Bernie is in a terrible mess at the moment. As an MI5 man he’s been under suspicion for quite a while. Just as he was beginning to believe that his superiors trusted him again it transpires that they decide that he has been working as a double agent.

In this book he’s on the run from British Intelligence and the Soviet KGB. Luckily he has contacts in East Berlin and he’s able to keep a very low profile.

As ever I can’t say too much about the storyline, except to say that it’s a page-turner and Deighton’s descriptive writing is at times poetic. I’ll be going on to the next one in this series soon-ish, Spy Sinker.

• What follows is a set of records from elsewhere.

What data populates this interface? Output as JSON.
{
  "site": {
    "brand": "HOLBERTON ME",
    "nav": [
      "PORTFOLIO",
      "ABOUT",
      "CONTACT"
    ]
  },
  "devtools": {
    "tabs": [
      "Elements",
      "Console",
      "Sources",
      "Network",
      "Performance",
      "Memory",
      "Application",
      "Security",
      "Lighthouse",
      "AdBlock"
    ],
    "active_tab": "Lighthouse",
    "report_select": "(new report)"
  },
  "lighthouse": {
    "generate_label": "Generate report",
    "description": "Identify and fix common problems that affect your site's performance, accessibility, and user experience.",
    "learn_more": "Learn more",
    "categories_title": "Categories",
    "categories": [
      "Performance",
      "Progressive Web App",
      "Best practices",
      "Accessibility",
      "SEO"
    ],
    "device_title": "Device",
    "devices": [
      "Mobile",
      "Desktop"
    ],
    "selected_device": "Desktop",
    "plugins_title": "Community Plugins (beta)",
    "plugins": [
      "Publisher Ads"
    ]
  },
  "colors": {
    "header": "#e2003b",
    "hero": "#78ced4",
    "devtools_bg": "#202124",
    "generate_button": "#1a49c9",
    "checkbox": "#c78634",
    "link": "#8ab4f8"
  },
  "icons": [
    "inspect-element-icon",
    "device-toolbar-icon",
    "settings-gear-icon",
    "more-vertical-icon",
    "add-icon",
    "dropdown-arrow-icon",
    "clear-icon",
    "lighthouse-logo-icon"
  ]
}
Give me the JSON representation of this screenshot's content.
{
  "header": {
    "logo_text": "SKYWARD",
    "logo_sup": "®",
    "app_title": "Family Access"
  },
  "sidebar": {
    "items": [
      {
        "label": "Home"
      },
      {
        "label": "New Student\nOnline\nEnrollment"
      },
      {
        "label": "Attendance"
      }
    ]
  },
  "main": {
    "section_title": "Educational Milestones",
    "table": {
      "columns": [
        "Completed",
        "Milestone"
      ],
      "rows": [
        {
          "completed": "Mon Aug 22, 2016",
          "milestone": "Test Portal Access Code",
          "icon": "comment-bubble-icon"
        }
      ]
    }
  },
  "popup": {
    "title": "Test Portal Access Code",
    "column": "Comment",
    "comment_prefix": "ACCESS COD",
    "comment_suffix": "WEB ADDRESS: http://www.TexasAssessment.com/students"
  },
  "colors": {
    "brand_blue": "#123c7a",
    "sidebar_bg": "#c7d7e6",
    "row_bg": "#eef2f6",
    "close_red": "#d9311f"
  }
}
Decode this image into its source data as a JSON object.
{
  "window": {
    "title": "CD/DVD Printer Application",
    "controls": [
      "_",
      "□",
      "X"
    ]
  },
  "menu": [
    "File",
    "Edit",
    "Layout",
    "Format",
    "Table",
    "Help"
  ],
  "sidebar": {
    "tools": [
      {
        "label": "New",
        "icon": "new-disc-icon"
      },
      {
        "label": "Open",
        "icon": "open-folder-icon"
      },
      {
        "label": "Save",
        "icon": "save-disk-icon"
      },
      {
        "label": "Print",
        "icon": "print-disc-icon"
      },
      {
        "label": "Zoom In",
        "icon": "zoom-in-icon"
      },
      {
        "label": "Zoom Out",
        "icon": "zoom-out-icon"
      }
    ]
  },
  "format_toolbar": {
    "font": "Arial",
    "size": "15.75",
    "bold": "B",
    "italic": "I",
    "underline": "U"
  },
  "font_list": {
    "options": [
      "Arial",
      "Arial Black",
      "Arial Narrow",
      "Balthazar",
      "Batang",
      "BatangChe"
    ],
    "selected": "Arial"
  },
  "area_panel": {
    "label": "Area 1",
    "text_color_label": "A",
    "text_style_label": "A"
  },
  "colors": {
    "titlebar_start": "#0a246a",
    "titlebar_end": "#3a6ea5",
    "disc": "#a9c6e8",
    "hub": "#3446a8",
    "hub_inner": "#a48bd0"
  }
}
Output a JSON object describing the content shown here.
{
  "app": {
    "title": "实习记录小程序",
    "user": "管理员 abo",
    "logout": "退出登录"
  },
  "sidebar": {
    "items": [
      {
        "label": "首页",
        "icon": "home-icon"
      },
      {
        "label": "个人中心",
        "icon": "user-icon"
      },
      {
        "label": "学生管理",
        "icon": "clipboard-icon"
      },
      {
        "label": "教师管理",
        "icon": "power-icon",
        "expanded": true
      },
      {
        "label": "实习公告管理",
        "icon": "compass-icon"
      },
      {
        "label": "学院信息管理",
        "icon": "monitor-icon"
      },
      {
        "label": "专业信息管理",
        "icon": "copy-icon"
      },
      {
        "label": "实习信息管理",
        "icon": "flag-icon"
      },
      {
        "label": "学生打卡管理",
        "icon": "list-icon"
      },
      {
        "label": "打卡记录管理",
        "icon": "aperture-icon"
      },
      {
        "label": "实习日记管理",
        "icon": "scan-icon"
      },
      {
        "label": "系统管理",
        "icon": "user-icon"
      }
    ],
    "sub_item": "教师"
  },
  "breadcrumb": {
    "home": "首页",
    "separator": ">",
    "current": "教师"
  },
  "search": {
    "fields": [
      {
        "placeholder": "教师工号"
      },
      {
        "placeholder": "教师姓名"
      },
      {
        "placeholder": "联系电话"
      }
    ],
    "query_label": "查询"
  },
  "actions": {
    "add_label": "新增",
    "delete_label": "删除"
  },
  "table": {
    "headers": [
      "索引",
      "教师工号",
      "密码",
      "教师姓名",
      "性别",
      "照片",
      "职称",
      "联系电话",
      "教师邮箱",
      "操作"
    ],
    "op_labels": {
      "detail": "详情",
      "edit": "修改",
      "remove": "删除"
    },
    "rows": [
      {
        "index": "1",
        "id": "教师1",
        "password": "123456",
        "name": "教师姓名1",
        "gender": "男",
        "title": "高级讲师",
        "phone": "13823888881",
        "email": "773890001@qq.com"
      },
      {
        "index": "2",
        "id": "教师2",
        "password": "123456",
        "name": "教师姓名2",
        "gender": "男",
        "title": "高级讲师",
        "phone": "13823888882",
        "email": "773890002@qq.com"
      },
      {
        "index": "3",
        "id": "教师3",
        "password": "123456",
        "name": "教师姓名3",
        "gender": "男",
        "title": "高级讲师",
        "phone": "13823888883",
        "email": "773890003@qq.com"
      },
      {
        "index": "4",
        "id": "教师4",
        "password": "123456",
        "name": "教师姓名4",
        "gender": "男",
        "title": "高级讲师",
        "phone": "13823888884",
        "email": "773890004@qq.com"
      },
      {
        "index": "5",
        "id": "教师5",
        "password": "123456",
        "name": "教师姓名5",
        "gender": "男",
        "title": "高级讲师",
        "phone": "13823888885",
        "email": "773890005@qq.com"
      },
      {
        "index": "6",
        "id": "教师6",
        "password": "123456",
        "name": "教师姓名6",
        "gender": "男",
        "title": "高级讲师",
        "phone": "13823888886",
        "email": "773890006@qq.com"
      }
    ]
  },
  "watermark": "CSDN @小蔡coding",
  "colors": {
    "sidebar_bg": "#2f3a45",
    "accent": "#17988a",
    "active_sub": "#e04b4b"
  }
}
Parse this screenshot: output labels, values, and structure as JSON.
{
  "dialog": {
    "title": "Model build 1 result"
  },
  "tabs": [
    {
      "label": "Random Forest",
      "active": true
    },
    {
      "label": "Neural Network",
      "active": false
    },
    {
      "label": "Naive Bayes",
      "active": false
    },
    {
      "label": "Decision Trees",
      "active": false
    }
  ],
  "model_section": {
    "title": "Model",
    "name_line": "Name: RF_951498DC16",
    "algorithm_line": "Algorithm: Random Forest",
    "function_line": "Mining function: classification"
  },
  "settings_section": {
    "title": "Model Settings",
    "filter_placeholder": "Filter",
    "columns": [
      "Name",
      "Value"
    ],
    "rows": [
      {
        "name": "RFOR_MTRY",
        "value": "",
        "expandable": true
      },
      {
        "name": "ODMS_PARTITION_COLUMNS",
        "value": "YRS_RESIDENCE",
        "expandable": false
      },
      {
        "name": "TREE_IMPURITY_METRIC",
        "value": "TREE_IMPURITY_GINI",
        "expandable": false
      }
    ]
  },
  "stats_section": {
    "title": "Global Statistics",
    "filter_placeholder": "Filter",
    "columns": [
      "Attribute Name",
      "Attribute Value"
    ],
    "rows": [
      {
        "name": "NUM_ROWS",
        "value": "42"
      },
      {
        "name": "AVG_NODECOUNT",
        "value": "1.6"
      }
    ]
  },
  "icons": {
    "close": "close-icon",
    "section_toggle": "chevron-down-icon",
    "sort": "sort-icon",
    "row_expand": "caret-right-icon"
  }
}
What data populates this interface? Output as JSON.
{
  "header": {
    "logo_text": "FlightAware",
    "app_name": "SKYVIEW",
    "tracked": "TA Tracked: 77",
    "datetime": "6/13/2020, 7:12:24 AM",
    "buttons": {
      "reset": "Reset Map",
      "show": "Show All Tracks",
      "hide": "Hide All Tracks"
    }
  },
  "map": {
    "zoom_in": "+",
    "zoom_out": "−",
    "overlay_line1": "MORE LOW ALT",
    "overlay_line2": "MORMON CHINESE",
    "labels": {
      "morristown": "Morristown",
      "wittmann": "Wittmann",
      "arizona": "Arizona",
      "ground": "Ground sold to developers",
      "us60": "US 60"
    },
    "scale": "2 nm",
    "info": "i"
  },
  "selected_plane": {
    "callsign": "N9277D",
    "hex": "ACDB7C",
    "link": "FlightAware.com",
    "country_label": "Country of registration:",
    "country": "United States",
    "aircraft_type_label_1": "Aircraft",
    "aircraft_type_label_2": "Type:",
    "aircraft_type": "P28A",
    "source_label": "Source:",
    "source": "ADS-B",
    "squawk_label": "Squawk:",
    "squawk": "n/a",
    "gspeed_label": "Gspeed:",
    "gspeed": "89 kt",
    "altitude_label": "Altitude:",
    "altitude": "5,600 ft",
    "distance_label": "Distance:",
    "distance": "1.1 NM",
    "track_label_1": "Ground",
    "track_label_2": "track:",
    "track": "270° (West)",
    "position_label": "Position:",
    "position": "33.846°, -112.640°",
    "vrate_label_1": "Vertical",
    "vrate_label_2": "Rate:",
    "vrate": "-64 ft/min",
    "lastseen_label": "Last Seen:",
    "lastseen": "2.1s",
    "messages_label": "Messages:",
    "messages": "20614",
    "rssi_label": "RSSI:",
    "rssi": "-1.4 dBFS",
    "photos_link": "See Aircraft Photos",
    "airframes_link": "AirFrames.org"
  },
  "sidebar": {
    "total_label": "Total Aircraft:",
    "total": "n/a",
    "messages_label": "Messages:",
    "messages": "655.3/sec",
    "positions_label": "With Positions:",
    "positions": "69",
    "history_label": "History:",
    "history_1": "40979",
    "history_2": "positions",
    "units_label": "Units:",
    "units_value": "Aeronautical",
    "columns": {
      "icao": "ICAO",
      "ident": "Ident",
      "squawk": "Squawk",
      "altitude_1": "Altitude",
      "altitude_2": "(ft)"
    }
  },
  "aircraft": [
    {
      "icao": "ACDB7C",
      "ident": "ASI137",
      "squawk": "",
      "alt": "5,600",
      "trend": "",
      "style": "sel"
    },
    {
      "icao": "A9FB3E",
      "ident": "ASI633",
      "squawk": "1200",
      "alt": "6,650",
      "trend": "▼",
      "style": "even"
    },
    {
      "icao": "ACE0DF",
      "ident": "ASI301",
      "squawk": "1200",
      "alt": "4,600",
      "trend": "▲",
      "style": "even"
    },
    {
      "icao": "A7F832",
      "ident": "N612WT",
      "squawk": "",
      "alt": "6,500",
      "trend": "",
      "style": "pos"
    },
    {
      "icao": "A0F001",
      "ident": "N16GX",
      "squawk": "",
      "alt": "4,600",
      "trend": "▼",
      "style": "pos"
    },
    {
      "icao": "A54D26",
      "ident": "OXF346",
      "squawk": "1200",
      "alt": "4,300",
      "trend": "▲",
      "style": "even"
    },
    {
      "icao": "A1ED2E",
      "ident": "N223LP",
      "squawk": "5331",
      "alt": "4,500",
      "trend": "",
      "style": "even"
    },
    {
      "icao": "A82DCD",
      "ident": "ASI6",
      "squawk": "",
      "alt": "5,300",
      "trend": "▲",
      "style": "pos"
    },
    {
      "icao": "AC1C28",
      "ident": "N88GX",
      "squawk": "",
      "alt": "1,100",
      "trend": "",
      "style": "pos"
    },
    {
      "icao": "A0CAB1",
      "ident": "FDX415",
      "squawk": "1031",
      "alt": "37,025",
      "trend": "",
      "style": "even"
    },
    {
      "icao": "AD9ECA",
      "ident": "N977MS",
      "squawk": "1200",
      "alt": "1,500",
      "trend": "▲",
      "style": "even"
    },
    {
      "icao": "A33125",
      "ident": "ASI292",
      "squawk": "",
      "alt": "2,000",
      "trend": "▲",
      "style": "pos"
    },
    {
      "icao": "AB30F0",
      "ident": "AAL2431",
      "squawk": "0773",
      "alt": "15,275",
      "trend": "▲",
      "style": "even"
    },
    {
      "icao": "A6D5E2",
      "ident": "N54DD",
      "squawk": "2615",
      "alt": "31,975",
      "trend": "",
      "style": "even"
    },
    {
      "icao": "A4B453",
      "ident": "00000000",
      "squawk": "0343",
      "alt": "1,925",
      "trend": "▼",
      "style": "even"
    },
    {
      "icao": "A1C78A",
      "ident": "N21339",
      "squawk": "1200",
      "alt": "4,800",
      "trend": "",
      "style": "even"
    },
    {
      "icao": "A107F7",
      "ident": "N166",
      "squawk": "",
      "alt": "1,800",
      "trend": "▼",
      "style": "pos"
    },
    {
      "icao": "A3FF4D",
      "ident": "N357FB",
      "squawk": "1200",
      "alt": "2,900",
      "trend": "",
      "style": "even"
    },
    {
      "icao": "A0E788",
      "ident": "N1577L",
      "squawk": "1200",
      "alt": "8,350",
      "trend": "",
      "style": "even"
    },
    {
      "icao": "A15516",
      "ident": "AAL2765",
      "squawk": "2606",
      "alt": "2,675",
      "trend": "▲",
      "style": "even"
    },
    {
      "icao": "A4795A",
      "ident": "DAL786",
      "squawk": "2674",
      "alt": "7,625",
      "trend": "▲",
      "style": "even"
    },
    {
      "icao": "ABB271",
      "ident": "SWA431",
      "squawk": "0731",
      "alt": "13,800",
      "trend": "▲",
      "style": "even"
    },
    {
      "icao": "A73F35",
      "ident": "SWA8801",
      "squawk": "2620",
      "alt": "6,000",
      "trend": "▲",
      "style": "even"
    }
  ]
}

I actually finished this one about six weeks ago but it has taken me this long to get around to blogging about it. I signed up on Goodreads to read 90 books this year but I’ve completed that challenge already, mind you I knew that I would, I just didn’t want to be under stress towards the end of the year, if I had signed up for 125 or so. The amount of books I’ve read so far this year says more about our poor summer weather this year than anything else, I’ve been reading when normally I would have been gardening.


Spy Hook by Len Deighton

Spy Hook cover

Spy Hook by Len Deighton is continuing the story of Bernard Samson but as ever I can’t say too much about it for fear of ruining it for any other readers. The book was first published in 1989.

Bernie’s career prospects within the Department have plummeted and he no longer has the security clearance level that he once had. He’s under suspicion despite the fact that his bosses claim he isn’t. Bernie decides to start his own investigations but the use of computers is fairly new within the Department and as he keeps delving into computer files he keeps getting the message Access Denied. Obviously this just makes his position even more difficult, and he didn’t even realise that each of his attempts was logged on the system!

Things in Bernie’s family life have gone from bad to worse, he’s a single parent now and to make matters worse his father-in-law is keen to get custody of the children.

These books are surprisingly easy to read for espionage fiction, another page-turner.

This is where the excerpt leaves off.